Hyundai Motor, South Korea's top automaker, saw its profit jump nearly 50 per cent to a record for the December quarter, driven by new models and robust sales in overseas markets including the United States and China.
Hyundai, the world's fifth-biggest automaker along with affiliate Kia Motors, is expected to maintain a healthy earnings performance this year, with more new model launches and improving brand image.
But its limited capacity and growing competition at home and abroad could temper its stellar growth, analysts say. US and Japanese carmakers plan to roll out new models this year, banking on a market recovery especially in the United States.
Hyundai Motor on Thursday reported a 48 per cent jump in October-December net profit to 1.4 trillion won ($1.26 billion) net profit, compared with a consensus forecast of 1.35 trillion won from Thomson Reuters I/B/E/S.

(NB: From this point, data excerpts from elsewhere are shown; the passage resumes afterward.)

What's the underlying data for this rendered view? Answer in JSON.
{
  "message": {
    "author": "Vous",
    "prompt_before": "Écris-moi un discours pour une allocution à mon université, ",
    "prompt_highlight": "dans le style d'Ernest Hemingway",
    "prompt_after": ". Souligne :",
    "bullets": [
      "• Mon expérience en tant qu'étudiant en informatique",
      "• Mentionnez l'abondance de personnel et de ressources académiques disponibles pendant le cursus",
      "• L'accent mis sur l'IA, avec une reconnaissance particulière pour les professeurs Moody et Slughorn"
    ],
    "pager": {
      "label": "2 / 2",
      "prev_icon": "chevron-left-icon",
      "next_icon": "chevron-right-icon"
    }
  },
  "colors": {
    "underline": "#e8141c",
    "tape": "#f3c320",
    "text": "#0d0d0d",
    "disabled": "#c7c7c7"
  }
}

According to Starmine SmartEstimates, which places more weight on recent forecasts by top-rated analysts, Hyundai was expected to report a record 1.39 trillion won net profit.
The quarterly profit number rose from 945.5 billion won a year earlier and 1.35 trillion won in the third quarter.
The strong results came despite a nearly one-month long sit-in strike by subcontract workers that started in November and disrupted production at one of Hyundai's South Korean plants.
Analysts say that Hyundai has benefited from a recovery in the U.S. car market and strong sales of its Elantra compact and Sonata sedan, while continuing to fare well in China and other emerging markets.
Hyundai shares rose 0.5 per cent after the results, in a wider market that was up 0.3 per cent as of 0510 GMT.
The shares, which soared 43 per cent and outperformed a 22 per cent gain in the broader market last year, have started 2011 on a strong note -- hitting a record high earlier this month.